X-Message-Number: 21605
Date: Wed, 16 Apr 2003 09:54:45 -0400
From: Thomas Donaldson <>
Subject: CryoNet #21468 - #21474

HI for Mike Perry:

Yes, I know this is a late reply. I got lots of Cryonets when I
was out of contact for a while and have been dipping into the 
older ones when I get the chance.

As for awareness in computers, the problem is that they remain
symbolic devices ie. devices which manipulate symbols. As human
beings we find it hard to imagine brains which do not use
symbols, but most animals provide examples. Their contact with
their world is much closer than that of any robot, even if it
has computer programs which take the data received, compute 
suitably on it, and then decree a response. The computer comes
on the scene not as necessary but as an ultimately useless 
step in processing the world.
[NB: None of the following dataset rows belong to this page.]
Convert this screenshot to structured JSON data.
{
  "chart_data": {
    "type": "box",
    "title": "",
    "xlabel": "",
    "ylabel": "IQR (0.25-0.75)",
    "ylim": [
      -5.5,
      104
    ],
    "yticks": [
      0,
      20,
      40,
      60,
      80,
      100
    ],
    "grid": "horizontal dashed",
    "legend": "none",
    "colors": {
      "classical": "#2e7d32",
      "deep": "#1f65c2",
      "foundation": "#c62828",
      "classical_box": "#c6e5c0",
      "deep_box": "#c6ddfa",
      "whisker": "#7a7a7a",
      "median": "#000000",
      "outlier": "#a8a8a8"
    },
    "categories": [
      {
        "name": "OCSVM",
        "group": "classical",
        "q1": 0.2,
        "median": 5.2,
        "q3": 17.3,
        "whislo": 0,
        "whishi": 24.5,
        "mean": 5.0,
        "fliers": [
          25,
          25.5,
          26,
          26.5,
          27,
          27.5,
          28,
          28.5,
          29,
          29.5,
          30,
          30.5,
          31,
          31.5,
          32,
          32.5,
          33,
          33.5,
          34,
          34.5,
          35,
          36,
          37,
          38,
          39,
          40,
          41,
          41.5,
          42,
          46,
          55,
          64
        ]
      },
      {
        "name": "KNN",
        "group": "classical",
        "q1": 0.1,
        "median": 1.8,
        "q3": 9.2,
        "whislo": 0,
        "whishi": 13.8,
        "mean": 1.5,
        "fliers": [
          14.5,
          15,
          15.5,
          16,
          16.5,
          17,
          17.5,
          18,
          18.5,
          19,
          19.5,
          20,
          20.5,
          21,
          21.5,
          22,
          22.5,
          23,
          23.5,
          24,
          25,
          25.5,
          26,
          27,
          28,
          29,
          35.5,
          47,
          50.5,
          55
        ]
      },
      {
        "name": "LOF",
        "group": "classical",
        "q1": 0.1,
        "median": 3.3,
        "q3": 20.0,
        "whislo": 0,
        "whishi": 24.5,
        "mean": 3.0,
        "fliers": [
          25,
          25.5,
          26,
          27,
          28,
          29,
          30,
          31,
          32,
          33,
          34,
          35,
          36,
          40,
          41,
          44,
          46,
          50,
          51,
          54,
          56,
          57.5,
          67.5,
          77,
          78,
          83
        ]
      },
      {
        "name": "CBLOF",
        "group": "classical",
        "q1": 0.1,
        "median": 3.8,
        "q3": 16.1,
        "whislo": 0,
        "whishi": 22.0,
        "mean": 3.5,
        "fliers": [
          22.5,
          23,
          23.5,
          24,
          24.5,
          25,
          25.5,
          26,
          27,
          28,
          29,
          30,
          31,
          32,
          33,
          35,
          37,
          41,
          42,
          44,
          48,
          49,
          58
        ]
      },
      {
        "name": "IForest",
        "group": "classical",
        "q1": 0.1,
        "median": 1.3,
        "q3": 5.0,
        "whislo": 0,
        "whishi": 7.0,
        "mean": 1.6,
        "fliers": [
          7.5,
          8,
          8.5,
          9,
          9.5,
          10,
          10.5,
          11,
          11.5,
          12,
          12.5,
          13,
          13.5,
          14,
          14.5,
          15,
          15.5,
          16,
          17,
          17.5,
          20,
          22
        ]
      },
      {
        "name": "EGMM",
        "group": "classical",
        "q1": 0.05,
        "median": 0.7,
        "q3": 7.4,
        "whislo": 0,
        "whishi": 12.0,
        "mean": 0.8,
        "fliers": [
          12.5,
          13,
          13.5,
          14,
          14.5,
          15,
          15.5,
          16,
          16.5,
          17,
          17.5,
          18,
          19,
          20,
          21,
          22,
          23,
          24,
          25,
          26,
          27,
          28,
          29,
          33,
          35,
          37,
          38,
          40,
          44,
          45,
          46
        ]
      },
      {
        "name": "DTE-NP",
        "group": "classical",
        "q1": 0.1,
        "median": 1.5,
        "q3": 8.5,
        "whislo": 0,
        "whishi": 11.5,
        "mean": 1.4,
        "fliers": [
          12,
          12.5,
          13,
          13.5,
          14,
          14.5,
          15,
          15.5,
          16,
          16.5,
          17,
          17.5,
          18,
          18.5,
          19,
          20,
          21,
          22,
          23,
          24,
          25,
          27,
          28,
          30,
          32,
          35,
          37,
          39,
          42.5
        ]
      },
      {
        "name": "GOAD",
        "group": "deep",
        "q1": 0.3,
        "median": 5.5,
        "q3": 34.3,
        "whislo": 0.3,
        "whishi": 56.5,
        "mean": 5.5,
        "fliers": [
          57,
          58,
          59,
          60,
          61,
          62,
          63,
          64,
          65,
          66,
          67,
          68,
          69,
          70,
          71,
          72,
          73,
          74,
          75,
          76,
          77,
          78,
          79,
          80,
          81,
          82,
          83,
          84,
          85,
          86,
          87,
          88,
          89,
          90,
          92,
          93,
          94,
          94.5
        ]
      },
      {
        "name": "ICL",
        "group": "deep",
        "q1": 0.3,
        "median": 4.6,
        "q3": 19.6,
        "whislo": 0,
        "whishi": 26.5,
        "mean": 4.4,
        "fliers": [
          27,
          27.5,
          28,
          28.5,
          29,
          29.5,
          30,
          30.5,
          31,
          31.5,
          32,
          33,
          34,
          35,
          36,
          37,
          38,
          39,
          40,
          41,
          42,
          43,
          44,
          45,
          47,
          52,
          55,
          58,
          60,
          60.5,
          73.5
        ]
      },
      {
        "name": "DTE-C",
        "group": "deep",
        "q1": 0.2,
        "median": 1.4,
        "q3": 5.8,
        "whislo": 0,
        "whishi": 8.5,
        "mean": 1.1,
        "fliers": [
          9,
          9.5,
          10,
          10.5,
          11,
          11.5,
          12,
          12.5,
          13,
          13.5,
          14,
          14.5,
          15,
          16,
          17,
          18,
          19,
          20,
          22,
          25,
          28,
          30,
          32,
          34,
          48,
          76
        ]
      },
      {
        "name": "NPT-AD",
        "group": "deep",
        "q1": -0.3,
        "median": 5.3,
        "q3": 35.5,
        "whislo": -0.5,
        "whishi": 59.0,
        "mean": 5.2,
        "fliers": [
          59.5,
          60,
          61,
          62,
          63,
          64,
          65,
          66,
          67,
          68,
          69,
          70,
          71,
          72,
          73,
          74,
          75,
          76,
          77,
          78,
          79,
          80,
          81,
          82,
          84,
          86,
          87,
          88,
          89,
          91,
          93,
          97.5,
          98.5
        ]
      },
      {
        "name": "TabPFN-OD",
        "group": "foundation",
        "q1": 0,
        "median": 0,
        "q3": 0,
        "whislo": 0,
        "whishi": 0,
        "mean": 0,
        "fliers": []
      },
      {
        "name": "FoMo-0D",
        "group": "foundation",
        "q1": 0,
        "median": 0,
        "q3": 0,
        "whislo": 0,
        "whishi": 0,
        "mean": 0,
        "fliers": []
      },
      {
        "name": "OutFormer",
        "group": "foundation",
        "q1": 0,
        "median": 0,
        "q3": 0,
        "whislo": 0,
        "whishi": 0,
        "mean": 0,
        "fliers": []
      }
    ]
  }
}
Such a machine could be built
with much more direct connections between its input and its
output, even with several stages between them.

It is the growing possibility that we'll actually become able,
quite soon, to identify how awareness works in our brains
using various tools which let us look into working brains
(like fMRI) that makes this issue a serious question. I doubt
that simple manipulation of symbols will be part of awareness
because strong arguments exist that many animals are aware,
too. Perhaps not as aware as we, but still aware. Our own
human ability to manipulate symbols fools us into believing
that is the only way brains can work: so insects act by
brains which manipulate symbols? And even insects have quite
complex reactions to external input.

And I would say that awareness requires a much closer tie with
the world than any symbolic tie could ever provide.

As for whether humans can be seen as behaving like computers,
that is a quite separate question. Perhaps if you only look
at external behavior (though it would take a VERY advanced
computer!) but when you can watch in detail how their brains
are actually working that becomes questionable. The fundamental
problem with any computer theory of how we work comes from
its circularity. We are learning right now how we actually
work, using tools such as fMRI and others. Previous ideas 
depended on the notion that we could never do this, but times

No, what I've said here will not settle the question in the
minds of many people. Besides, it's late here and I am going
to bed. I am happy to continue this discussion later.